In seven of the teams’ last eight meetings, UNC has smacked SU on the boards. The Tar Heels had had more second-chance points than Syracuse in each of their last seven matchups, averaging 17.4 per contest. It amounted to 16 second-chance points by the Tar Heels on Tuesday.
“They’re good on the boards,” Boeheim said, “and we’re not.”
The 9 p.m. game opened with a fast Syracuse start. Junior forward Elijah Hughes drilled 5-of-9 3-point attempts, finishing with 15 points. SU tallied 13 first-half assists and turned over the ball only three times. Much like the Duke upset a month ago, the Orange traded baskets with a high-powered, balanced offense. They attacked off the dribble and knocked down shots. Scoring came in multiple ways from multiple sources. Junior guard Tyus Battle led the way with 29 points and five rebounds.
But in the second half, the crowd ooh’d at freshman guard Coby White’s nifty crossovers and deep 3s. They rose to their feet after an and-one that stunted Syracuse’s momentum. Next, a White lob to Garrison Brooks — who slammed the ball with two hands — sent the arena into delirium.
Suddenly, UNC boomed ahead to a 15-3 run out of the break. Facing their third-straight ranked opponent, the Orange didn’t contain White. On one sequence, when he drilled a long 3-pointer, he had no doubt where it was headed, already beginning his trot back on defense. He followed it up with a breakaway dunk to push the lead to eight. The North Carolina bench brimmed with optimism, towels waving and high-fives all around. White, whom Williams called the “best scoring point guard I’ve coached,” finished with a game-high 34 points on 14 shots.
On the boards, UNC quietly tacked on chance after chance. It elongated possessions and took time off the clock, swiftly moving the ball along the perimeter and through a rotation of big men near the Carolina blue paint.
“That’s the best rebounding team we will play, probably the best rebounding team in the country,” said SU freshman guard Buddy Boeheim, who scored eight points. “They have big guys down there.

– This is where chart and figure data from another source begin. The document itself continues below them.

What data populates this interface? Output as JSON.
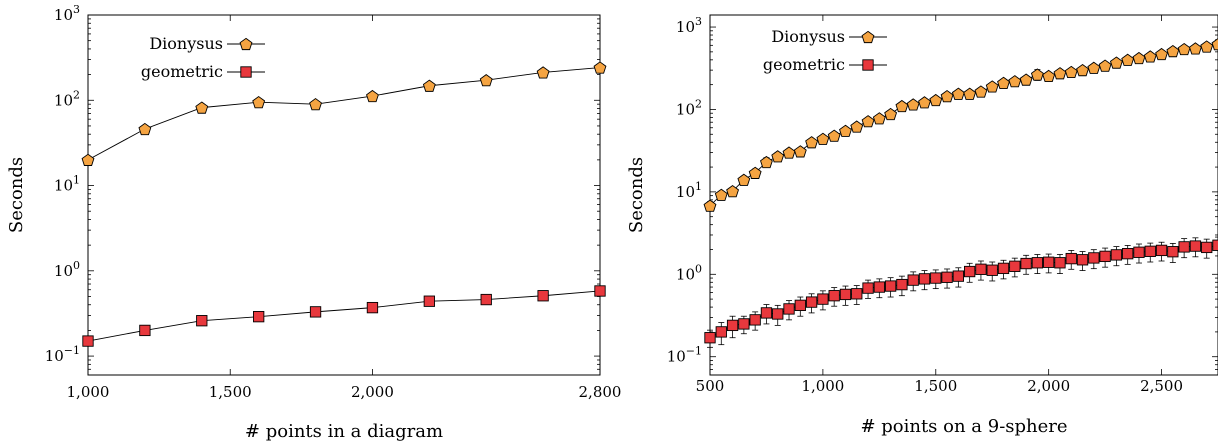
{
  "chart_data": [
    {
      "type": "line",
      "yscale": "log",
      "xlim": [
        1000,
        2800
      ],
      "ylim": [
        0.06,
        1000
      ],
      "xlabel": "# points in a diagram",
      "ylabel": "Seconds",
      "x_ticks": [
        {
          "value": 1000,
          "label": "1,000"
        },
        {
          "value": 1500,
          "label": "1,500"
        },
        {
          "value": 2000,
          "label": "2,000"
        },
        {
          "value": 2800,
          "label": "2,800"
        }
      ],
      "y_ticks": [
        {
          "value": 0.1,
          "label": "10⁻¹"
        },
        {
          "value": 1,
          "label": "10⁰"
        },
        {
          "value": 10,
          "label": "10¹"
        },
        {
          "value": 100,
          "label": "10²"
        },
        {
          "value": 1000,
          "label": "10³"
        }
      ],
      "legend_position": "top-left",
      "x": [
        1000,
        1200,
        1400,
        1600,
        1800,
        2000,
        2200,
        2400,
        2600,
        2800
      ],
      "series": [
        {
          "name": "Dionysus",
          "marker": "pentagon",
          "color": "#f5a442",
          "values": [
            20,
            46,
            82,
            95,
            90,
            112,
            148,
            172,
            212,
            242
          ]
        },
        {
          "name": "geometric",
          "marker": "square",
          "color": "#e8383d",
          "values": [
            0.15,
            0.2,
            0.26,
            0.29,
            0.33,
            0.37,
            0.44,
            0.46,
            0.51,
            0.58
          ]
        }
      ]
    },
    {
      "type": "line",
      "yscale": "log",
      "xlim": [
        500,
        2750
      ],
      "ylim": [
        0.06,
        1400
      ],
      "xlabel": "# points on a 9-sphere",
      "ylabel": "Seconds",
      "x_ticks": [
        {
          "value": 500,
          "label": "500"
        },
        {
          "value": 1000,
          "label": "1,000"
        },
        {
          "value": 1500,
          "label": "1,500"
        },
        {
          "value": 2000,
          "label": "2,000"
        },
        {
          "value": 2500,
          "label": "2,500"
        }
      ],
      "y_ticks": [
        {
          "value": 0.1,
          "label": "10⁻¹"
        },
        {
          "value": 1,
          "label": "10⁰"
        },
        {
          "value": 10,
          "label": "10¹"
        },
        {
          "value": 100,
          "label": "10²"
        },
        {
          "value": 1000,
          "label": "10³"
        }
      ],
      "legend_position": "top-left",
      "x": [
        500,
        550,
        600,
        650,
        700,
        750,
        800,
        850,
        900,
        950,
        1000,
        1050,
        1100,
        1150,
        1200,
        1250,
        1300,
        1350,
        1400,
        1450,
        1500,
        1550,
        1600,
        1650,
        1700,
        1750,
        1800,
        1850,
        1900,
        1950,
        2000,
        2050,
        2100,
        2150,
        2200,
        2250,
        2300,
        2350,
        2400,
        2450,
        2500,
        2550,
        2600,
        2650,
        2700,
        2750
      ],
      "series": [
        {
          "name": "Dionysus",
          "marker": "pentagon",
          "color": "#f5a442",
          "error_bars": true,
          "values": [
            6.8,
            9.2,
            10.2,
            14,
            17,
            23,
            27,
            30,
            31,
            40,
            44,
            48,
            55,
            62,
            72,
            78,
            88,
            110,
            115,
            122,
            130,
            145,
            155,
            155,
            165,
            190,
            210,
            220,
            230,
            265,
            255,
            275,
            285,
            300,
            320,
            340,
            370,
            400,
            420,
            440,
            470,
            510,
            540,
            550,
            580,
            620
          ],
          "errors": [
            0.8,
            0.8,
            0.8,
            1.5,
            2,
            3,
            3,
            3,
            3,
            4,
            4,
            5,
            5,
            6,
            7,
            8,
            9,
            11,
            11,
            12,
            13,
            14,
            15,
            15,
            16,
            19,
            21,
            22,
            23,
            40,
            25,
            28,
            28,
            30,
            32,
            34,
            37,
            40,
            42,
            44,
            47,
            51,
            54,
            55,
            58,
            62
          ]
        },
        {
          "name": "geometric",
          "marker": "square",
          "color": "#e8383d",
          "error_bars": true,
          "values": [
            0.17,
            0.2,
            0.24,
            0.25,
            0.28,
            0.34,
            0.33,
            0.38,
            0.42,
            0.46,
            0.5,
            0.55,
            0.57,
            0.58,
            0.68,
            0.7,
            0.72,
            0.75,
            0.85,
            0.88,
            0.9,
            0.92,
            0.95,
            1.08,
            1.15,
            1.12,
            1.18,
            1.25,
            1.35,
            1.38,
            1.4,
            1.38,
            1.55,
            1.5,
            1.58,
            1.65,
            1.72,
            1.78,
            1.85,
            1.9,
            1.95,
            1.88,
            2.15,
            2.2,
            2.12,
            2.25
          ],
          "errors": [
            0.04,
            0.06,
            0.07,
            0.06,
            0.07,
            0.09,
            0.09,
            0.1,
            0.11,
            0.12,
            0.13,
            0.14,
            0.15,
            0.15,
            0.17,
            0.18,
            0.19,
            0.2,
            0.22,
            0.23,
            0.23,
            0.24,
            0.25,
            0.28,
            0.3,
            0.29,
            0.3,
            0.32,
            0.35,
            0.36,
            0.36,
            0.36,
            0.4,
            0.39,
            0.41,
            0.43,
            0.45,
            0.46,
            0.48,
            0.49,
            0.5,
            0.49,
            0.56,
            0.57,
            0.55,
            0.58
          ]
        }
      ]
    }
  ]
}
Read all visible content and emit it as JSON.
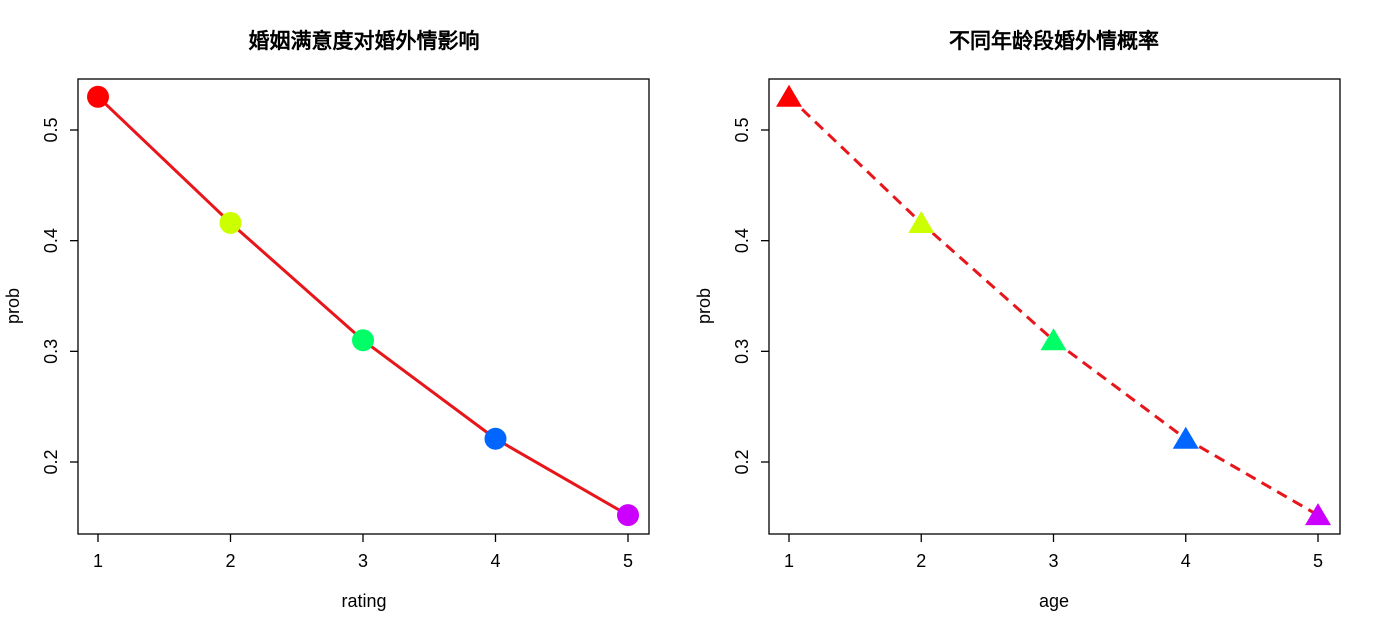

They send three or four, sometimes five guys. That’s what they do best.”
“They’re relentless,” Buddy added. “They know if they take tough shots, even if they miss them, they’re going to have three or four guys running inside, already with position in there. It’s hard to adjust to that.”
North Carolina, which Boeheim called “probably the hottest team in the conference,” leads the country in rebounds per game. They’ve won 11 of their last 12. Syracuse opponents, meanwhile, have rebounded nearly a third of its own misses. Therein appeared to be a mismatch that tilted in UNC’s favor. Crashing the boards is an art — UNC generally crashed three or four players Tuesday night — and its length and size helps. Players timed their jumps and picked spots they predicted the rebound would go.
Three games remain on the Orange’s regular-season schedule. They showcased at UNC a balanced offense that could score when they needed to, and Boeheim said 85 points is encouraging. Buddy said the offense is “right where it needs to be.” But twice in the past two games, they’ve led a top-five team at halftime. Twice, they’ve started fast. Twice, they haven’t kept pace in the second half, letting a pair of possible top-five upsets fade away.